Читаем Капитал (сборник) полностью

Вышел от Вадика, и начало отпускать, а я, если отпускает, я тогда дрожу, и хлещут мысли. Значит, сейчас буду вспоминать её.

– Стой! – зовут меня сзади и в лопатку мне попадает камень. Неприятно! Я оборачиваюсь. Идёт парень. Смело идёт. Правая рука в кармане куртки.

– Что случилось? – спрашиваю я с любовью, будто привык, что меня окликают только камнями.

Парень теряется, и правая рука у него вздрагивает.

Он встаёт передо мной интимно близко и дышит незакушенной водкой.

– Ты из этого дома? – кивает он на дом Вадика.

– Нет, я вообще со Чкаловского, – как другу, объясняю я.

– Врёшь! – теряется он во второй раз.

Нетрудно догадаться, что парня выставила за дверь подруга или друг подруги, и он придумал прикончить первого, кого встретит из жильцов несправедливого дома.

– Что случилось-то? – спрашиваю я парня. – Чем помочь, может?

– Да ни хера не случилось! – орёт парень и брызжет мне в лицо водочной слюной.

Дальше он орёт, срываясь на утробный хрип, обзывается. В глазах у него скапливаются слёзы. Он не ожидал встретить того, кто вдруг, бац, друг и брат. Сердце его часто-часто отстукивает азбукой Морзе «н-е-у-б-и-й-н-е-у-б-и-й».

Я не расслабляюсь, смотрю ему в глаза и переживаю о том, чтобы его пьяная рука не оказалась быстрей его взгляда. И тут он совершает роковую ошибку. Как говорится, перемудрил. Перед тем как ударить, он, чтобы твёрже встать, переступает ногой.

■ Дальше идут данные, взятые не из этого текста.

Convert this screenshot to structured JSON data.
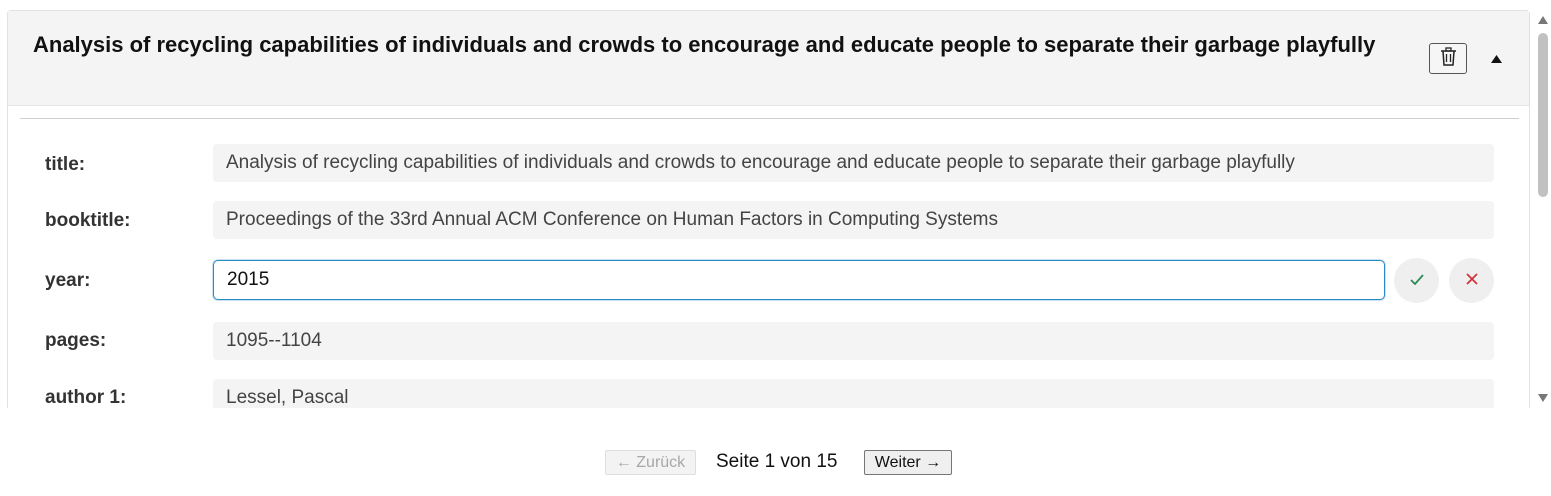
{
  "entry": {
    "title": "Analysis of recycling capabilities of individuals and crowds to encourage and educate people to separate their garbage playfully",
    "delete_icon": "trash-icon",
    "collapse_icon": "triangle-up-icon"
  },
  "fields": {
    "title": {
      "label": "title:",
      "value": "Analysis of recycling capabilities of individuals and crowds to encourage and educate people to separate their garbage playfully"
    },
    "booktitle": {
      "label": "booktitle:",
      "value": "Proceedings of the 33rd Annual ACM Conference on Human Factors in Computing Systems"
    },
    "year": {
      "label": "year:",
      "value": "2015",
      "confirm_icon": "checkmark-icon",
      "cancel_icon": "x-icon"
    },
    "pages": {
      "label": "pages:",
      "value": "1095--1104"
    },
    "author1": {
      "label": "author 1:",
      "value": "Lessel, Pascal"
    }
  },
  "pager": {
    "prev_label": "← Zurück",
    "status": "Seite 1 von 15",
    "next_label": "Weiter →"
  },
  "colors": {
    "accent": "#2a8ac6",
    "confirm": "#2e8b57",
    "cancel": "#d0313d"
  }
}
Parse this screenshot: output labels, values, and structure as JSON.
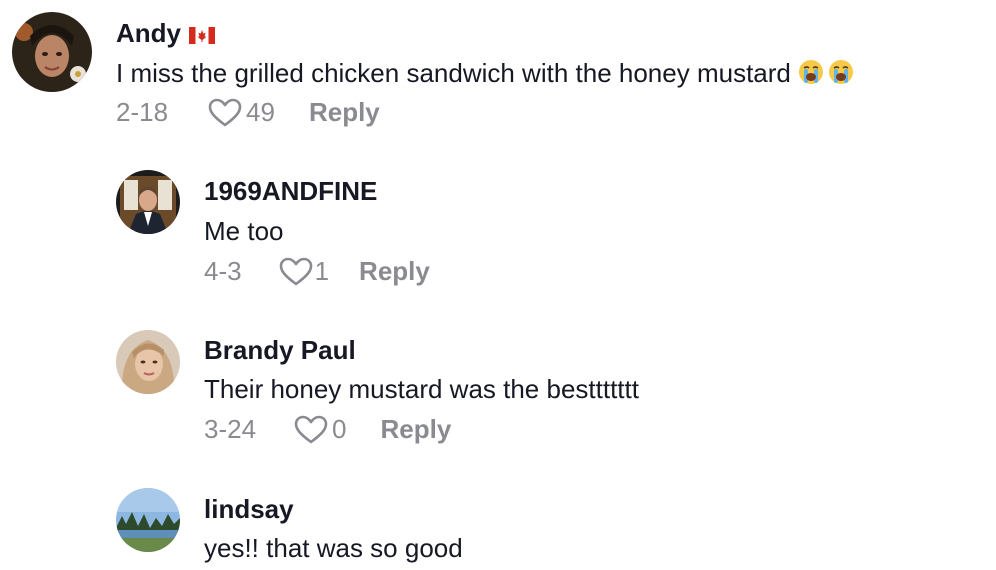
{
  "comments": [
    {
      "username": "Andy",
      "flag_icon": "canada-flag-icon",
      "text": "I miss the grilled chicken sandwich with the honey mustard",
      "emoji_icon": "loudly-crying-face-icon",
      "date": "2-18",
      "likes": "49",
      "reply_label": "Reply"
    },
    {
      "username": "1969ANDFINE",
      "text": "Me too",
      "date": "4-3",
      "likes": "1",
      "reply_label": "Reply"
    },
    {
      "username": "Brandy Paul",
      "text": "Their honey mustard was the besttttttt",
      "date": "3-24",
      "likes": "0",
      "reply_label": "Reply"
    },
    {
      "username": "lindsay",
      "text": "yes!! that was so good"
    }
  ],
  "colors": {
    "text": "#161823",
    "meta": "#8a8b91",
    "flag_red": "#d52b1e"
  }
}
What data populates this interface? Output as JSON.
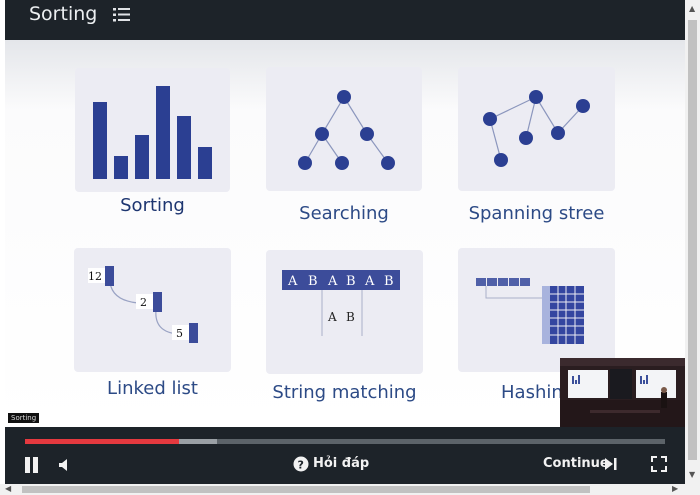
{
  "header": {
    "title": "Sorting"
  },
  "cards": [
    {
      "label": "Sorting"
    },
    {
      "label": "Searching"
    },
    {
      "label": "Spanning stree"
    },
    {
      "label": "Linked list",
      "values": [
        "12",
        "2",
        "5"
      ]
    },
    {
      "label": "String matching",
      "text": [
        "A",
        "B",
        "A",
        "B",
        "A",
        "B"
      ],
      "pattern": [
        "A",
        "B"
      ]
    },
    {
      "label": "Hashin"
    }
  ],
  "overlay_tag": "Sorting",
  "controls": {
    "faq_label": "Hỏi đáp",
    "continue_label": "Continue",
    "progress_played": 0.24,
    "progress_buffered": 0.3
  },
  "colors": {
    "accent": "#2c3e8f",
    "progress": "#e5393f",
    "bar": "#1d2329"
  }
}
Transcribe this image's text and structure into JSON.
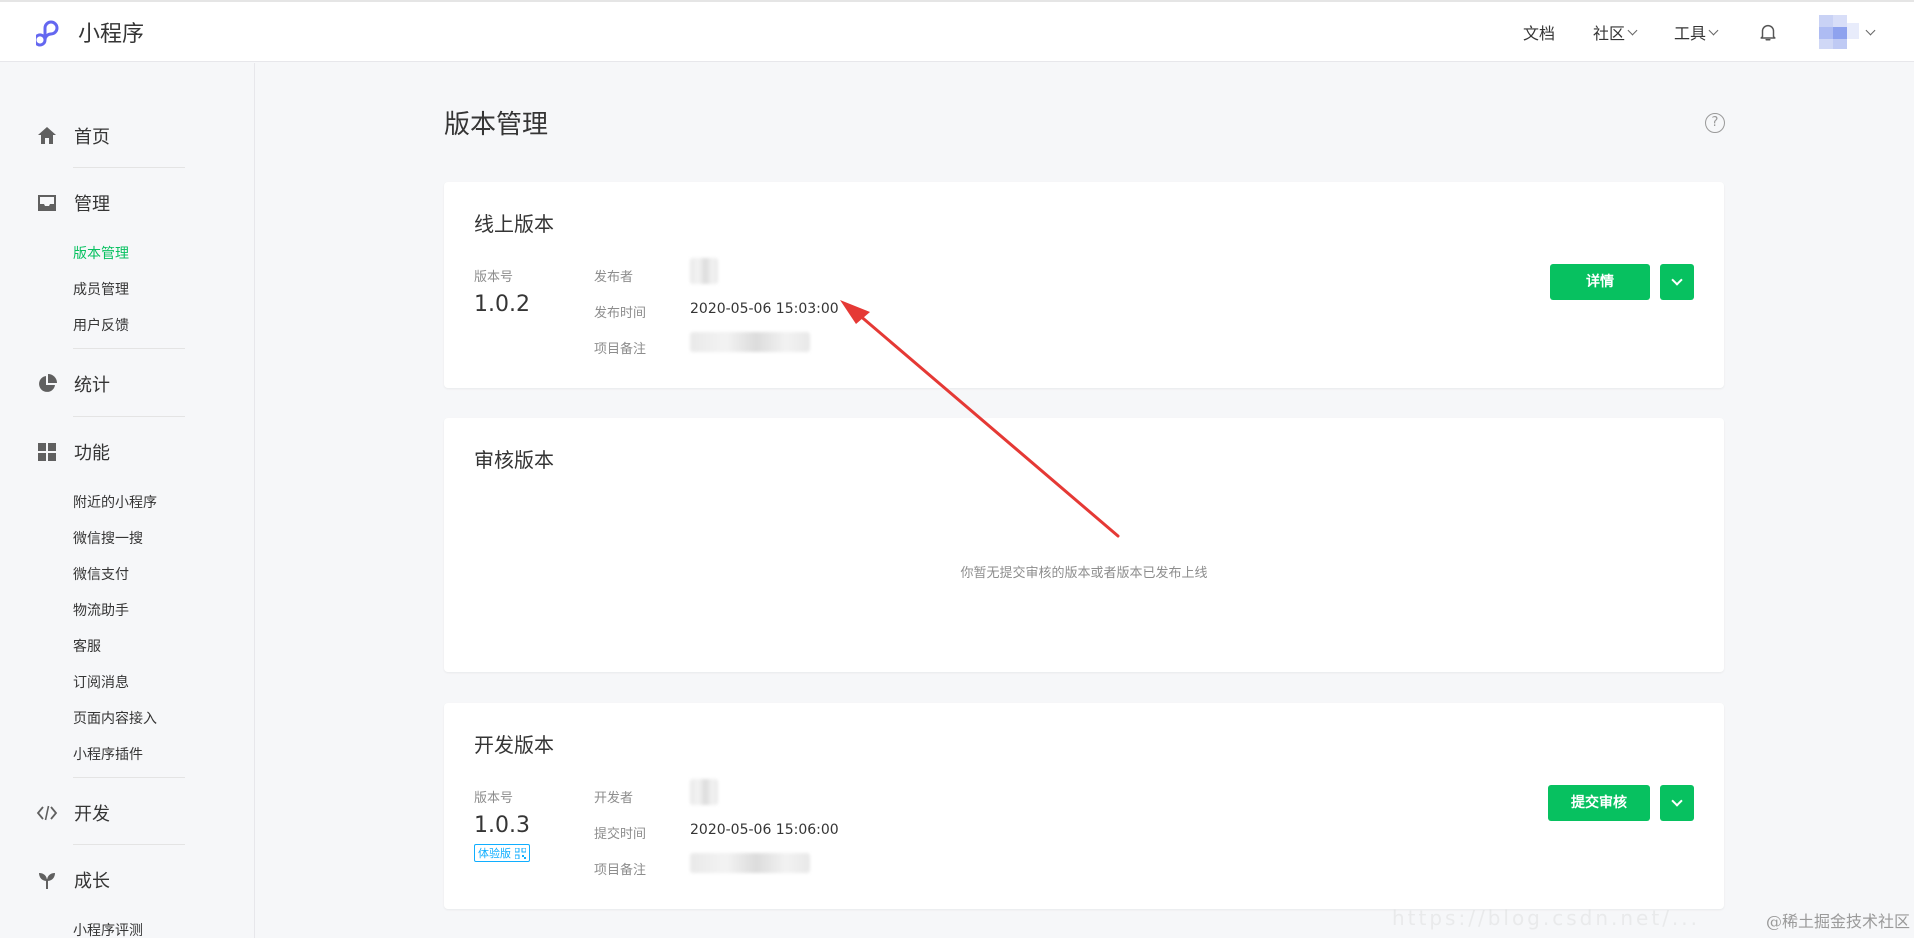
{
  "header": {
    "app_name": "小程序",
    "nav": [
      {
        "label": "文档",
        "has_dropdown": false
      },
      {
        "label": "社区",
        "has_dropdown": true
      },
      {
        "label": "工具",
        "has_dropdown": true
      }
    ],
    "icons": [
      "mini-program-logo-icon",
      "bell-icon",
      "avatar"
    ]
  },
  "sidebar": {
    "groups": [
      {
        "label": "首页",
        "icon": "home-icon",
        "items": []
      },
      {
        "label": "管理",
        "icon": "inbox-icon",
        "items": [
          "版本管理",
          "成员管理",
          "用户反馈"
        ]
      },
      {
        "label": "统计",
        "icon": "pie-chart-icon",
        "items": []
      },
      {
        "label": "功能",
        "icon": "grid-icon",
        "items": [
          "附近的小程序",
          "微信搜一搜",
          "微信支付",
          "物流助手",
          "客服",
          "订阅消息",
          "页面内容接入",
          "小程序插件"
        ]
      },
      {
        "label": "开发",
        "icon": "code-icon",
        "items": []
      },
      {
        "label": "成长",
        "icon": "sprout-icon",
        "items": [
          "小程序评测"
        ]
      }
    ],
    "active_item": "版本管理",
    "accent_color": "#07c160"
  },
  "main": {
    "title": "版本管理",
    "online": {
      "title": "线上版本",
      "version_label": "版本号",
      "version": "1.0.2",
      "publisher_label": "发布者",
      "publish_time_label": "发布时间",
      "publish_time": "2020-05-06 15:03:00",
      "note_label": "项目备注",
      "detail_button": "详情"
    },
    "review": {
      "title": "审核版本",
      "empty_message": "你暂无提交审核的版本或者版本已发布上线"
    },
    "dev": {
      "title": "开发版本",
      "version_label": "版本号",
      "version": "1.0.3",
      "badge": "体验版",
      "developer_label": "开发者",
      "submit_time_label": "提交时间",
      "submit_time": "2020-05-06 15:06:00",
      "note_label": "项目备注",
      "submit_button": "提交审核"
    }
  },
  "watermark": "@稀土掘金技术社区",
  "watermark_url": "https://blog.csdn.net/..."
}
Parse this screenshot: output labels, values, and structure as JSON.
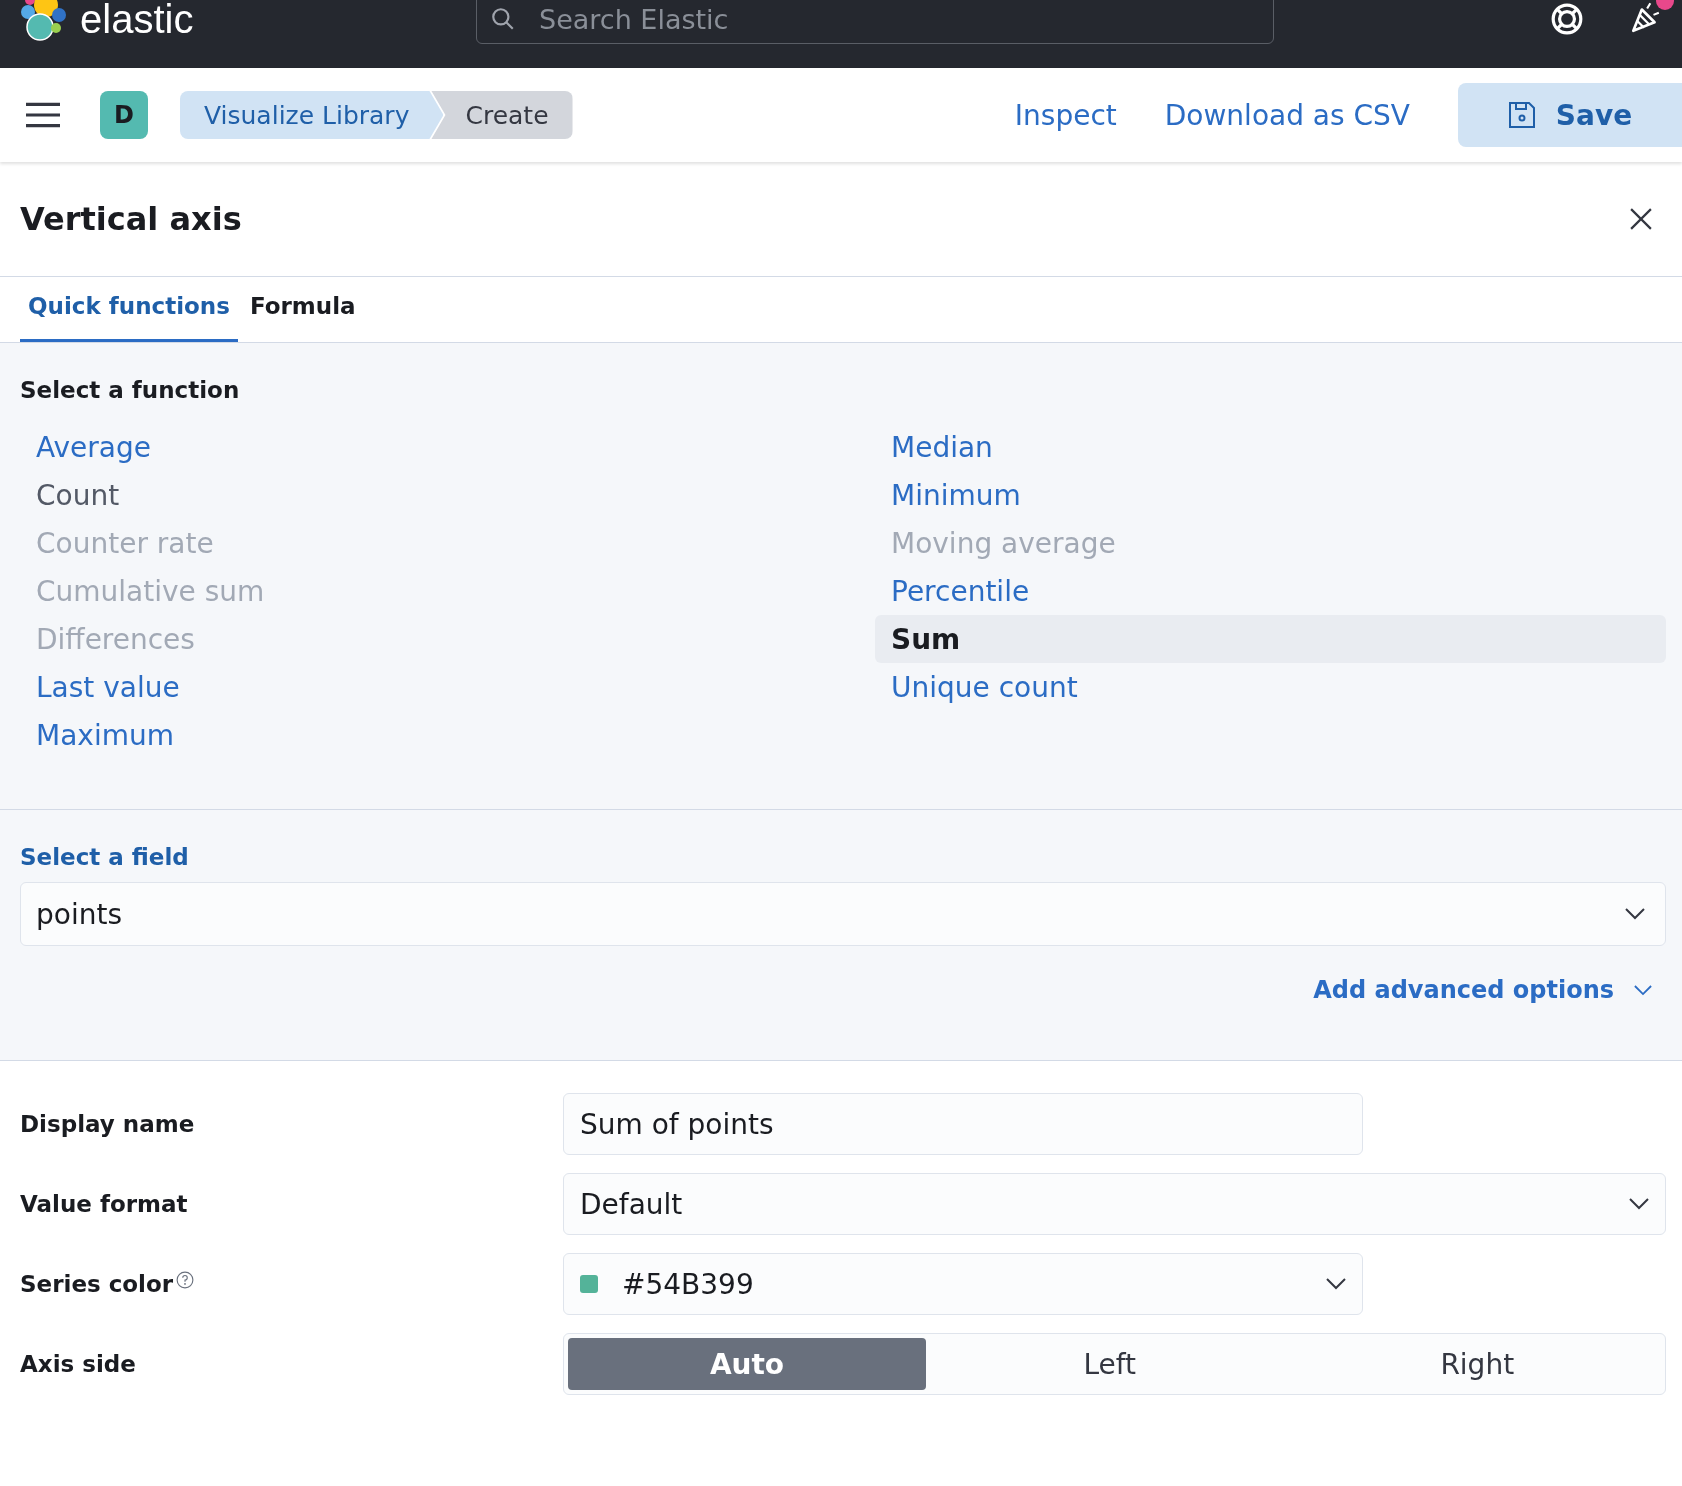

Я не мудрю и детской подсечкой роняю парня на землю. Падая, он неуклюже вынимает из кармана отвёртку. Ну не свин ли?! Это ж хуже ножа! От неё ж не заживает.

– Смотри сюда! Смотри сюда! – бешено рыдает он, имея в виду своё оружие.

Я аккуратно левой рукой беру его кулак, поворачиваю вопреки анатомии, и отвёртка – моя. Остаётся одно. Бить. Бью. Не отвёрткой, кулаком. По лицу, по вискам, по затылку, по всему, чем он повернётся подо мной. Спешу. У таких железа может быть припасено, как у ниндзя.

Чувствую, кулак развалился надвое. Моя постоянная проблема, повреждённые связки между култышками. Не важно, бью, пока парень не выключается. На всё про всё ушли секунды. Распрямляюсь и подальше выкидываю отвёртку. За парня не беспокоюсь, человек живуч.

Ухожу. Рука наливается тяжёлой килограммовой болью. Да сколько ж можно-то! Я родился добывать себе и другим счастья, а несу один вред. Добрый я!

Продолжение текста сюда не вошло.